Nabil m'a appris à regarder au delà des apparences, des différences. A juger l'être humain par sa valeur et non pas par sa couleur, ethnie ou religion. Je me sentais trahie par mes parents et naturellement je n'ai pas trouvé le sommeil ce soir-là. D'habitude quand je n'arrivai pas à dormir à l'époque, Manon me tenait toujours compagnie par sms mais hélas je ne pouvais compter sur elle ce soir-là. J'essayai donc de contacter Camille et elle en a profité pour me faire mille et une reproches. Et elle n'avait pas tellement tort, j'étais à fond sur Nabil au point d'en délaisser le reste. Mais on se réconcilie rapidement et je lui racontai ma soirée. Comme d'habitude elle était très élogieuse sur Nabil.

La semaine se passait bien et j'arrivai tant bien que mal à oublier ou du moins ne plus penser à la honte ressentie lors de cette soirée. Je n'arrivais cependant pas à pardonner à mes parents et cela se ressentait. L'ambiance à la maison était assez tendue et j'évitai allègrement de croiser mes géniteurs. Heureusement Nabil était là pour me changer les idées. Inutile de te dire que je ne restai jamais 30 minutes sans avoir de ses nouvelles. Je lui demandai si c'était possible de passer le voir chez lui. Je t'avoue ma fille que c'était clairement par curiosité. Je voulais voir ce à quoi ressemblait l'antre de cet homme si mystérieux. Mais pour passer du temps avec Nabil n'importe quel prétexte était bon. Cependant la curiosité mal contrôlée n'est pas bon allié. La curiosité amène la méfiance, la méfiance guide vers la paranoïa, la paranoïa conduit inévitablement à la folie...

Nabil accepta directement ma proposition et me demanda de passer samedi après midi 15h30. Je ne comprenais toujours pas sa manie pour la précision horaire mais ça faisait partie de son charme. J'espérais rencontrer sa mère mais il me dit qu'elle devait passer voir une de ses cousines qui vit à Marseille. Ce n'était pas très grave, surtout que cela voulait dire que nous allions avoir l'appartement pour nous deux...

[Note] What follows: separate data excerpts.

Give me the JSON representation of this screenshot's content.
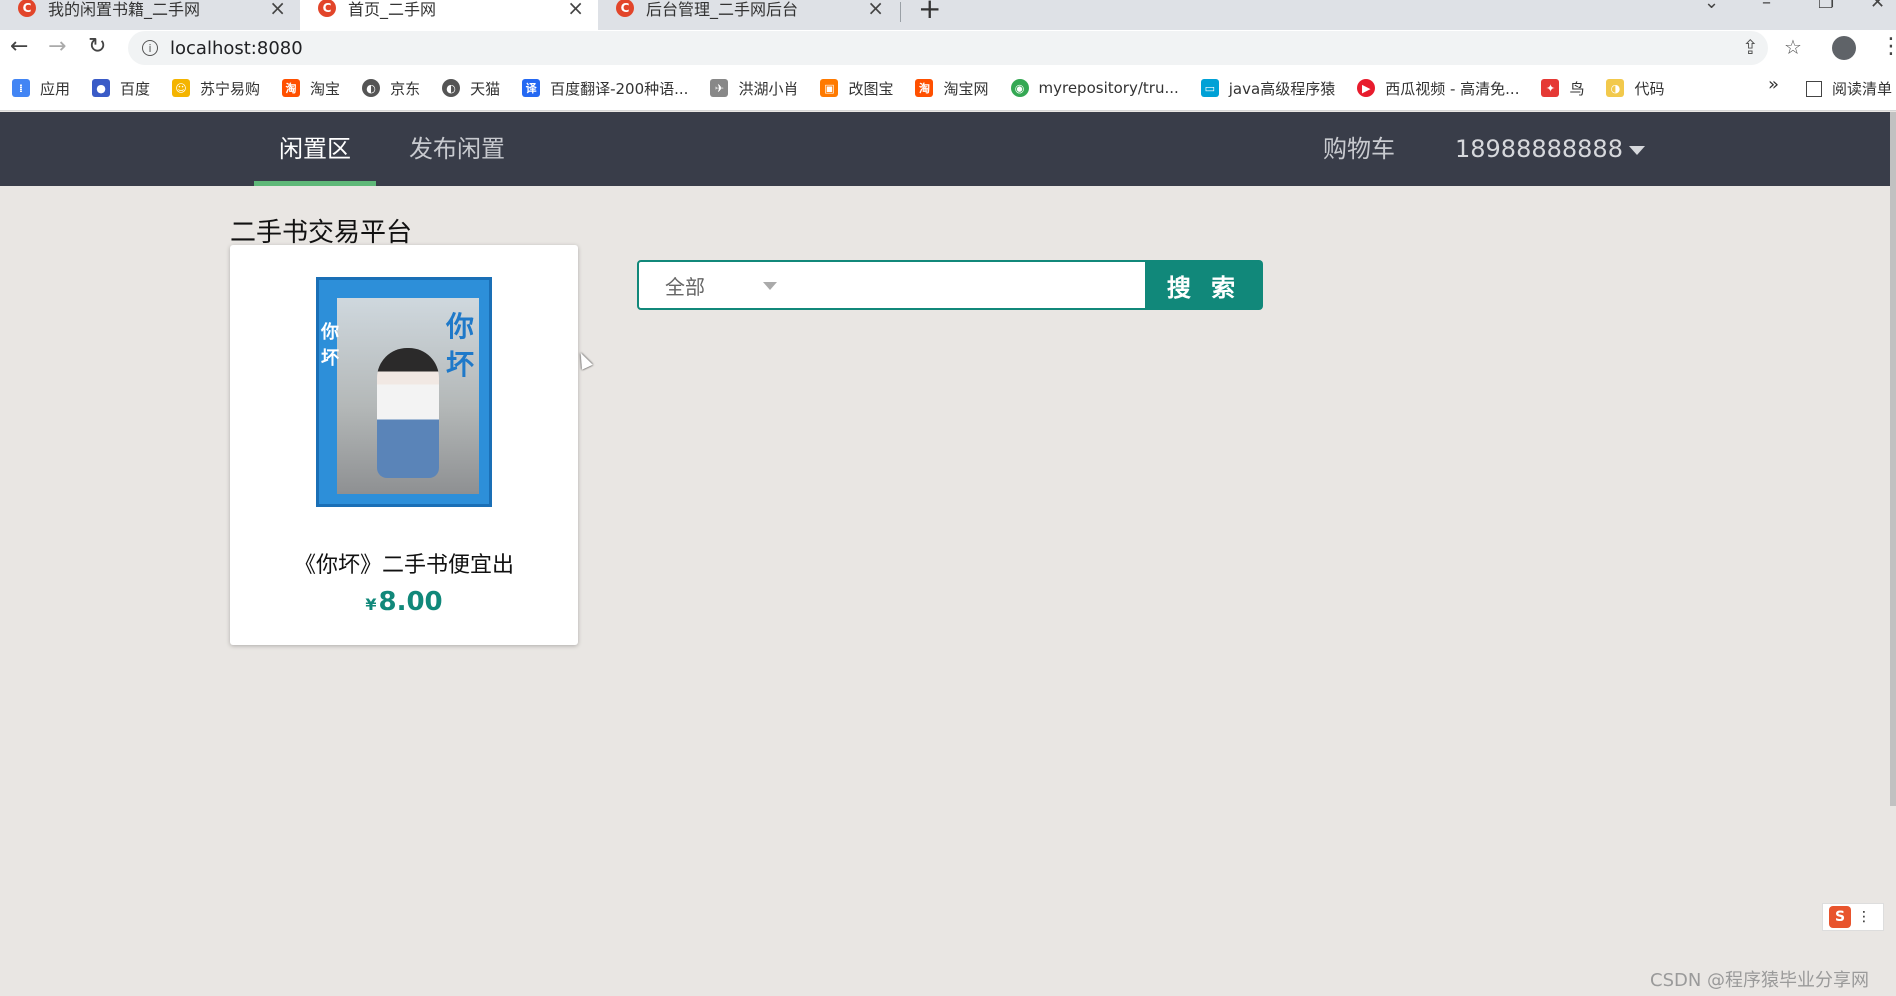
{
  "browser": {
    "tabs": [
      {
        "title": "我的闲置书籍_二手网",
        "favicon": "C"
      },
      {
        "title": "首页_二手网",
        "favicon": "C"
      },
      {
        "title": "后台管理_二手网后台",
        "favicon": "C"
      }
    ],
    "url": "localhost:8080",
    "bookmarks": [
      {
        "label": "应用",
        "color": "#4285f4"
      },
      {
        "label": "百度",
        "color": "#3a5bc7"
      },
      {
        "label": "苏宁易购",
        "color": "#f4b400"
      },
      {
        "label": "淘宝",
        "color": "#ff5000"
      },
      {
        "label": "京东",
        "color": "#555555"
      },
      {
        "label": "天猫",
        "color": "#555555"
      },
      {
        "label": "百度翻译-200种语...",
        "color": "#2468f2"
      },
      {
        "label": "洪湖小肖",
        "color": "#888888"
      },
      {
        "label": "改图宝",
        "color": "#ff7a00"
      },
      {
        "label": "淘宝网",
        "color": "#ff5000"
      },
      {
        "label": "myrepository/tru...",
        "color": "#34a853"
      },
      {
        "label": "java高级程序猿",
        "color": "#00a1d6"
      },
      {
        "label": "西瓜视频 - 高清免...",
        "color": "#e81c2d"
      },
      {
        "label": "鸟",
        "color": "#e53935"
      },
      {
        "label": "代码",
        "color": "#f2c94c"
      }
    ],
    "bookmarks_more": "»",
    "reading_list": "阅读清单"
  },
  "nav": {
    "items": [
      "闲置区",
      "发布闲置"
    ],
    "cart": "购物车",
    "user": "18988888888"
  },
  "page": {
    "section_title": "二手书交易平台",
    "search": {
      "category_selected": "全部",
      "input_value": "",
      "button_label": "搜 索"
    },
    "products": [
      {
        "title": "《你坏》二手书便宜出",
        "currency": "¥",
        "price": "8.00",
        "cover_title": "你坏"
      }
    ]
  },
  "ime": {
    "label": "S"
  },
  "watermark": "CSDN @程序猿毕业分享网"
}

Le jour J, pour faire bonne impression, je me fis très belle et partis de chez moi vers 14h pour avoir une chance d'arriver en avance pour une fois. Mais dans la vie, comme l'expérience nous l'a montré, chacune de nos actions a des répercussions... je suis arrivée précisément à 14h48 au pied de l'immeuble que Nabil m'avait indiqué et l'appela. Il me proposa de monter, mais je le sentis un peu surpris. Arrivée au bon étage je vois le numéro de l'appartement. La porte était entrouverte. Je toquai et une dame d'une cinquantaine d'année ouvrit. Elle était grande et très élégante mais son visage semblait marqué par la lassitude ou les épreuves. Elle devait être magnifique dans sa jeunesse. Sa peau était d'un noir sombre et uniforme, ses grands yeux noirs semblaient séduire le monde. Elle portait une longue robe beige et un foulard vert olive sur la tête.